Due to their size and power, the Arab crime militias have long transcended the definition of “organized crime,” and the fact that most of the victims are gang “soldiers” killed in turf wars hasn’t made the headlines any more forgiving.

Based on the intelligence reports presented at the government crime-fighting committee, the Arab gangs are less like the Mafia and more like Russia’s Wagner Group, only without a Putin to keep them in check. The police speak of militias of thousands of foot soldiers, armed with hundreds of thousands of firearms, millions of rounds, grenade launchers, roadside charges, night vision equipment, with billions of shekels in the bank.

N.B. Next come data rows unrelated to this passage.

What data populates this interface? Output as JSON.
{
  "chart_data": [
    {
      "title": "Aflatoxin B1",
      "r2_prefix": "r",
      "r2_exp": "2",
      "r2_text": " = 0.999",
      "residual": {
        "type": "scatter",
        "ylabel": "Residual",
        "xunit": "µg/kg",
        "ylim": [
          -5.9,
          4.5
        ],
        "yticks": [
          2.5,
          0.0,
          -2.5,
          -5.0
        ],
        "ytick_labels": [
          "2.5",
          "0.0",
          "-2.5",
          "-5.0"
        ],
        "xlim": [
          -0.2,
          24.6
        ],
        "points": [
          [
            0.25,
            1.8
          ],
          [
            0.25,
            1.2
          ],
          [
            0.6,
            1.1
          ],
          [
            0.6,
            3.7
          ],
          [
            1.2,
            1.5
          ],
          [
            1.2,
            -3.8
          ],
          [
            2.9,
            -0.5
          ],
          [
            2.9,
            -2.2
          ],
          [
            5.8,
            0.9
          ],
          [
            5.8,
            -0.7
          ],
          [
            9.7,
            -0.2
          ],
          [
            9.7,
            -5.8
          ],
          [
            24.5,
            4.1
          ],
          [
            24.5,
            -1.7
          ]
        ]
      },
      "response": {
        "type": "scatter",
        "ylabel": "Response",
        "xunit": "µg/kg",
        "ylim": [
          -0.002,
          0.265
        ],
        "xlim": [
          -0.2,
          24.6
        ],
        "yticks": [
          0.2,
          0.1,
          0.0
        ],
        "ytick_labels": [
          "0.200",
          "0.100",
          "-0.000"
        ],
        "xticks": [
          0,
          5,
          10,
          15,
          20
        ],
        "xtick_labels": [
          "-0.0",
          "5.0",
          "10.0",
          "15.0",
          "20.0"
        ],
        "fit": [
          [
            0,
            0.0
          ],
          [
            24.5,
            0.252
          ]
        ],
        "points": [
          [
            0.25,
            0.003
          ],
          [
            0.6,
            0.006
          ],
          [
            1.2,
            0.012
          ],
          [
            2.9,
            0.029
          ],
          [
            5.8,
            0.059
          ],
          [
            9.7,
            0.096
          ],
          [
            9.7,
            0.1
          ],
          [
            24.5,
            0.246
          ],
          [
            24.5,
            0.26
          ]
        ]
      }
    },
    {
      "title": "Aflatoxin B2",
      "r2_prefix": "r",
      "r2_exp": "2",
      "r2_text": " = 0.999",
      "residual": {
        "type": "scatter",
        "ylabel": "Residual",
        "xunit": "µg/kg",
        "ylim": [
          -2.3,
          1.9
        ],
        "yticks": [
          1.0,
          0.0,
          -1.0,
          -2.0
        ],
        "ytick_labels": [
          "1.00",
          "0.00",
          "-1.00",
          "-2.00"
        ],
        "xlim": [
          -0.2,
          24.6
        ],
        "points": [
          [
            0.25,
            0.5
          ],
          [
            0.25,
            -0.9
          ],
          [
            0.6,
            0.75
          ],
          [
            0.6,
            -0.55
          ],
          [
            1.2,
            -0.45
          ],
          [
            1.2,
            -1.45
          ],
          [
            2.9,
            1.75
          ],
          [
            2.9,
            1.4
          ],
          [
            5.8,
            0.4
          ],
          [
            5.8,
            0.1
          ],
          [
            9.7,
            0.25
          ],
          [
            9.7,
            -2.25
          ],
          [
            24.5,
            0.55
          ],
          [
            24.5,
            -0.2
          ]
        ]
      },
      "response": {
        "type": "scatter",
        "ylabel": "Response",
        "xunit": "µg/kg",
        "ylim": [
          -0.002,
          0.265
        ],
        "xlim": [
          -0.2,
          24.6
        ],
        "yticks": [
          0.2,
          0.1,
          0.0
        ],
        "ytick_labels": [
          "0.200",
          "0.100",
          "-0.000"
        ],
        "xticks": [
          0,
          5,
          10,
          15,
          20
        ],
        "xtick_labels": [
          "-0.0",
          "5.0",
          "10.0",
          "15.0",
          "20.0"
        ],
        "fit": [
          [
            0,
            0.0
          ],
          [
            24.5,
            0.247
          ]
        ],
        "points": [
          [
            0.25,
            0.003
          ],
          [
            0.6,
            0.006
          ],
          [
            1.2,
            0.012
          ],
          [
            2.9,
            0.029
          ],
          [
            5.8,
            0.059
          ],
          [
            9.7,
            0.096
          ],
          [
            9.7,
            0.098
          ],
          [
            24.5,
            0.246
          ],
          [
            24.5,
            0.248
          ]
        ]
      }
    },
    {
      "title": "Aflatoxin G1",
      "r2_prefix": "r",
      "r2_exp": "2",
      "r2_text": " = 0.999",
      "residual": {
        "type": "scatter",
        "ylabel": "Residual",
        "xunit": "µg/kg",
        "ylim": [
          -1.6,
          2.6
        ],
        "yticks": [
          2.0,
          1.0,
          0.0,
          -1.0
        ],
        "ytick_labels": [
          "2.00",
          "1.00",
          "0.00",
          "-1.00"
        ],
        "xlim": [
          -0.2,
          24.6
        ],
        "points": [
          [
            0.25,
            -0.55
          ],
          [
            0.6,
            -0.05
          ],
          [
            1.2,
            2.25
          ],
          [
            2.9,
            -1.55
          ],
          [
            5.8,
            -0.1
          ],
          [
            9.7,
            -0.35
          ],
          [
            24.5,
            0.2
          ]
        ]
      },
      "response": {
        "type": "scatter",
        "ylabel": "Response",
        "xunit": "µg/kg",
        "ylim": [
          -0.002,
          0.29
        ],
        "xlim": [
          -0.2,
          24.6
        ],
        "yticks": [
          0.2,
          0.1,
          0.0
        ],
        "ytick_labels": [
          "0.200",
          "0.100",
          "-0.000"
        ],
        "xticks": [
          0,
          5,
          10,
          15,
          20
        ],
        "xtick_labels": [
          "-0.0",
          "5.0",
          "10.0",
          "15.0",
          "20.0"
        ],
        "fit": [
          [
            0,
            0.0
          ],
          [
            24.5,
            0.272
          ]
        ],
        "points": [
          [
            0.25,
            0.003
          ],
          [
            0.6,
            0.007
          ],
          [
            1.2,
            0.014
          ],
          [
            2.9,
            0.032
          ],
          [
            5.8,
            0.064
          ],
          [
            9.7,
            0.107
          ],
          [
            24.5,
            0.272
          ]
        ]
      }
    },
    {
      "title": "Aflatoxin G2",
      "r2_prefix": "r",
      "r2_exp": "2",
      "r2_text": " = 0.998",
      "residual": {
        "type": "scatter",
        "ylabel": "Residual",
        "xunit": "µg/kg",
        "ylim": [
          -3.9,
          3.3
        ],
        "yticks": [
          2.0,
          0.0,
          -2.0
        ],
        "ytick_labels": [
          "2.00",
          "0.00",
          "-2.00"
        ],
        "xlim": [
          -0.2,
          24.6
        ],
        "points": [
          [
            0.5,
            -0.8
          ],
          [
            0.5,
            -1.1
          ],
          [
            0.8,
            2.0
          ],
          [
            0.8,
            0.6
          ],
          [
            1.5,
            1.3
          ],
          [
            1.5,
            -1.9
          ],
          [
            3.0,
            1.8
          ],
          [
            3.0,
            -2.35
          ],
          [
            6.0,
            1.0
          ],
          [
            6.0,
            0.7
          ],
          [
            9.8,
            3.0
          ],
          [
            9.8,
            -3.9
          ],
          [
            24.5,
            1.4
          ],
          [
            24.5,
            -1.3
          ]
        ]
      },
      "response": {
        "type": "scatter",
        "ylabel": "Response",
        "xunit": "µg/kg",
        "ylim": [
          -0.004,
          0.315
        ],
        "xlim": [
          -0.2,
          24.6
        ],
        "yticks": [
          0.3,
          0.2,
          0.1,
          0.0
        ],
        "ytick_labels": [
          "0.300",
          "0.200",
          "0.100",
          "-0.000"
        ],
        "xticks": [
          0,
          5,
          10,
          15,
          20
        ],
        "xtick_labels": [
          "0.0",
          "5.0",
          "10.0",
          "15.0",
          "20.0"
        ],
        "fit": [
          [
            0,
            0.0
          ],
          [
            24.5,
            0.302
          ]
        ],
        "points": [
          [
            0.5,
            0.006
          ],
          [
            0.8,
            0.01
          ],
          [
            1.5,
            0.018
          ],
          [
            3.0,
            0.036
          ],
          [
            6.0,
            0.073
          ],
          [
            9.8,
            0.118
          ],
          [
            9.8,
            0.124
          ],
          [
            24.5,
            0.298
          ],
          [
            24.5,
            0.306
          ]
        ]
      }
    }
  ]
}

The judgment-day scenario discussed by the cabinet was the possibility of an armed insurrection up and down the country, with the brunt of their fire being directed at Israeli citizens.

Ben Gvir is taking the blame for things having reached this low point, largely due to all his talk before the elections about restoring sovereignty, but the real culprit is the long-term malfeasance of Israeli police. For years, the government closed its eyes. Police budgets were cut, police officer’s salaries stagnated, thousands of officers resigned, and laws went unenforced. The police solved the fighting in the Arab sector with negotiated truces, serving in the role of intermediaries between the various gangs and clans. That’s how extraterritorial entities sprang up in the Arab sector, with zero deterrence or sovereignty exercised by the State of Israel.

In an ironic twist that only Israeli politics could produce, the future of the Jewish nationalist national security minister will be decided largely on the basis of his success in eradicating crime in the Arab sector.